Fannie Mae Expects Housing to Boost the Economy
WASHINGTON – A 2020 slowdown is less likely, according to Fannie Mae’s latest report, and “easing trade tensions, stimulative fiscal policies, and continued consumer spending contributed to an upgraded 2020 forecast for real GDP growth of 1.9%.”
Fannie Mae says that housing added to third-quarter growth for the first time in more than a year and a half, and the ESR Group expects it to continue into the fourth quarter and first half of 2020.
“Even as global uncertainties mount, we continue to expect the domestic economy to produce solid, if not spectacular, growth,” says Fannie Mae Senior Vice President and Chief Economist Doug Duncan. “A stronger-than-expected third quarter contributed to the downward revision to our fourth quarter forecast, as some of the previously expected weakness in trade and inventories appears likely to have been pushed back into this quarter.”
Duncan says consumer spending will likely continue driving the expansion forward, and “with the passage of the budget act and a reprieve in trade tensions we’ve revised upward our forecast for full-year 2020 growth. We also continue to expect the Fed to cut interest rates only one more time in the foreseeable future, in early 2020, as a hedge against the sizeable downside risks and to counteract muted inflation.”
Fannie Mae expects consumer spending is expected to remain the primary driver of economic growth for the forecast horizon. Housing should also function as a positive contributor to growth in the near term, as indicated by both new and existing single-family home sales advancing in the third quarter, as well as pending home sales, permits and starts.
However, it says persistent supply and affordability constraints in the housing market continue to hold back household formation, inhibiting housing market activity.

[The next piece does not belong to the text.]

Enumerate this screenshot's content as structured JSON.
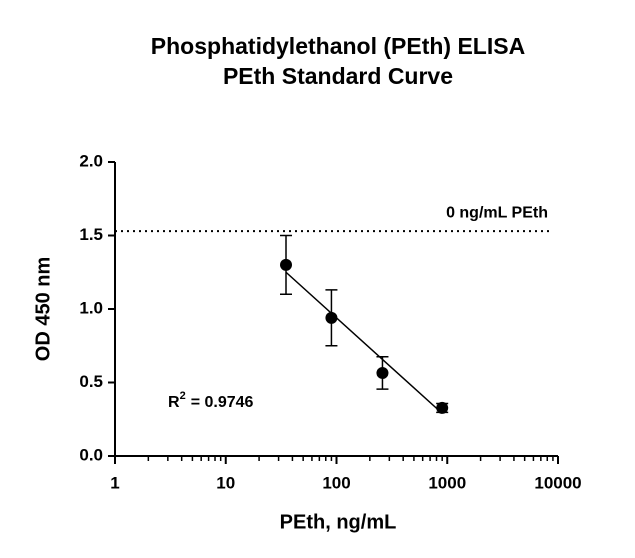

While data remains largely positive, Fannie Mae notes risks to its forecast weighted to the downside. Those risks include a potential breakdown in trade talks between the United States and China, as well as ongoing political uncertainty abroad. It currently expects one more rate cut from the Federal Reserve in early 2020 and then a pause for the remainder of the year.
“As we forecasted, housing supported the larger economy in the third quarter, and we expect it to continue to play a productive role through the first half of 2020,” says Duncan. “Positive contributions from single-family housing construction, home improvements, and brokers fees pushed residential fixed investment growth to a robust 5.1% annualized pace this past quarter, and we forecast continued but moderating strength as construction activity and home sales growth continue at a slower pace.”
As mortgage rates stabilize, Duncan expects “a decline in refinance activity in 2020, with the refinance share of originations dropping from a projected 37% in 2019 to 31%.”